Near the Hadlyme Ferry

Nothing else quite sounds like that - a bit of wheeze with a bit of whirring and a dash of buzz.  Coming over my right shoulder are a half dozen swans, 15 ft up and 30 ft to the side...power flyers.  They head on down the river, down the middle of the big river, usually low but sometimes rising up 30 or 40 ft, a dotted white line on a backdrop of forest.  They must be a mile or more away when they finally blink out.
Therein lies Chapman Pond

I turn up from the little ferry dock and paddle the far side to the lower entrance to Chapman Pond.  I found this on my last trip here and this short section of meandering creek into the open pond is absolutely delightful.  Plants are in bloom; a couple white ones that I don't know and purple and yellow irises.  I think it's the white ones that smell so good.  At the bend with the tall dead top tree, a flicker calls out unseen.  It did this last time I was here as well.  I did not see it then either.  I'm sure that if I took my time I would find the perfect 2 inch circle opening to the nest...sure enough that I don't need to do so.  I turn back from the bottom of the pond and retrace my way in and go back down the river.

I just don't get this shit

Before the Selden Channel I admire the wildlife scare toys that the wealthy neighbors have placed on their property to keep nature at bay.  I do not get it.

Just as I enter Selden Cove, the big bad ass aggressive male swan comes speeding in flight from around the bend.  He lands a hundred yards off and turns toward me, head tucked low, wings held high, and pumping hard with the's a powerful pulsing motion that pushes a good bow wave off of his breast.  I've seen it before, it is a warning.  I'm familiar with this swan and I know it's all bluff, although a pretty effective bluff if you are new to him.  Now the trick is to not surprise the female.  At the top of the first bend I find the female in the backwater with four cygnets!  I move off.

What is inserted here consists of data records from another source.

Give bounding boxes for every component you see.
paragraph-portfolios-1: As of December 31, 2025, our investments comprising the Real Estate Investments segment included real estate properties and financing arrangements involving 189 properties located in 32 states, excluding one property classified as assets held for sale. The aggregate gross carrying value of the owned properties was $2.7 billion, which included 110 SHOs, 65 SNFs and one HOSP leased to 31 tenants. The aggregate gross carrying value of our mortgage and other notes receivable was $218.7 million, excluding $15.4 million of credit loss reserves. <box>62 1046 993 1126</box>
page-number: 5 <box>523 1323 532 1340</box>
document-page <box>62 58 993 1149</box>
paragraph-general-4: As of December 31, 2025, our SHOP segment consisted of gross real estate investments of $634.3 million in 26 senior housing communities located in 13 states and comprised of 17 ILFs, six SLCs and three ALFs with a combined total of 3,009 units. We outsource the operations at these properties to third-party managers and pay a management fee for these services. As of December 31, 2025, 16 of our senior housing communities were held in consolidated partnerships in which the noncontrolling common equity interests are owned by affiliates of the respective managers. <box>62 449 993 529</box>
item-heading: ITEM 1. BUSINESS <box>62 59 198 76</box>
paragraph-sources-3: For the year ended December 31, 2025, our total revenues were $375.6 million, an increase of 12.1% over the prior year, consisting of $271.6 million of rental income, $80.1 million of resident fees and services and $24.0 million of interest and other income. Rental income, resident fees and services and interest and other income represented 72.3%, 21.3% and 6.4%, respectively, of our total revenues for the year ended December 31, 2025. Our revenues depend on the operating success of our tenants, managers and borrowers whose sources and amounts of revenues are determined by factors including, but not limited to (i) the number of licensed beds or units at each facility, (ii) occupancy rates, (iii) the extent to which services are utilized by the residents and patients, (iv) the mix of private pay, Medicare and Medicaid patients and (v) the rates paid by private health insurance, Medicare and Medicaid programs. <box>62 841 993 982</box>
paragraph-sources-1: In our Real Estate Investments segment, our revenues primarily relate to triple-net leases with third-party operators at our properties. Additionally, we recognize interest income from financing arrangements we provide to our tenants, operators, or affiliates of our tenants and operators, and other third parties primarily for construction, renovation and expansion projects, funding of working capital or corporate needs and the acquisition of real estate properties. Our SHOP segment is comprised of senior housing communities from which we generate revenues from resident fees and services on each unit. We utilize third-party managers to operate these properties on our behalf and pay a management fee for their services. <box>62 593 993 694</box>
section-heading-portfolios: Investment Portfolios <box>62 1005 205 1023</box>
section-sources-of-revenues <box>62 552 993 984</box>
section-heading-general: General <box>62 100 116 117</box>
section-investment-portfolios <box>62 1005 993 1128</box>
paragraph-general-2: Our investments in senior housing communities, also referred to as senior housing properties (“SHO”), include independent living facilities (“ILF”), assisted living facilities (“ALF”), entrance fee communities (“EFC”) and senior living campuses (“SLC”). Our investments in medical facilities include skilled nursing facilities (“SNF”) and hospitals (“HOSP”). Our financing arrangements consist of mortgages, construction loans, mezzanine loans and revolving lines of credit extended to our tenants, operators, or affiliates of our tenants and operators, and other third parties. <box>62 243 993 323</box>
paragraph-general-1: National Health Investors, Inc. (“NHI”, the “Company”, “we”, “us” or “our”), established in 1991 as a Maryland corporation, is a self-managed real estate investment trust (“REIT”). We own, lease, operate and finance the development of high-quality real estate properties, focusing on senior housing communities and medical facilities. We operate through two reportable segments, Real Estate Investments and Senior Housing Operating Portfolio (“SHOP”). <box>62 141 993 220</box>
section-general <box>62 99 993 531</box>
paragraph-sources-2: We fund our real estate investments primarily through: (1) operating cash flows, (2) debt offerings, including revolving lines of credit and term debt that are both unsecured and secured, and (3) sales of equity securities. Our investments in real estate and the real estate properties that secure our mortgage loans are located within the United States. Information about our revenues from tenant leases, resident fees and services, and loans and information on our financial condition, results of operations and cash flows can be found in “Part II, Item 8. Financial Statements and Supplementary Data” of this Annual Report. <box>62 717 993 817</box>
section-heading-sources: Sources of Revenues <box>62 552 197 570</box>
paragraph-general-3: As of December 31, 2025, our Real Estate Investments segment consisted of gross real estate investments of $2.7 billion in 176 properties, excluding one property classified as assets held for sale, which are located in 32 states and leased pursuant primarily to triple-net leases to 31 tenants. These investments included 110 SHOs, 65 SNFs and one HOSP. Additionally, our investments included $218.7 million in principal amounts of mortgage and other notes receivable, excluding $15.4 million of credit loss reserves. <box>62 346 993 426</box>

They move off.

Osprey taking off
The water is still high and there are a half dozen side trips in here.  I find a half dozen fresh scent mounds that I've not seen before just in between the cliffs.  A bit of a look and I find a couple channels that look just like beaver drag channels.  I don't see a lodge, but I don't have to.

I paddle on to near the other mouth and head back into the Elfin forest.  It's a narrow twisting channel that ends in a swamp of small stunted trees and shrubs.  I flush a male wood duck who drops a feather in the excitement.  I collect it.

I cross the main channel and head up toward the beaver lodge.  Beaver were in it 2 years ago.  Last year it looked like it might not be in use, but I couldn't be sure.  This time it is clear that it is abandoned. 
Red wing blackbird taking off

I head out from here, get taken off my game by a couple of idiot motorboats going way over the speed limit, tuck into Whalebone Creek, where I get my head back.  Then, finish the trip with a mildly windy crossing of the big river.

1 comment:

MyrtleMeander said...

When I was a kid, we would walk around a local lake, and the swans would chase us from the water's edge. One woman I knew pretty well, said she has a "magical connection" with them and they wouldn't chase her. I warned her that the swans were aggressive. Well, you know that swan must have turned his Magic Receptors off, because after it bit her, it chased her 1/4 mile from the edge of the lake and down the wooded path to the road! She reported this to me indignantly, like it was somehow -my- fault. Ah well, Nature.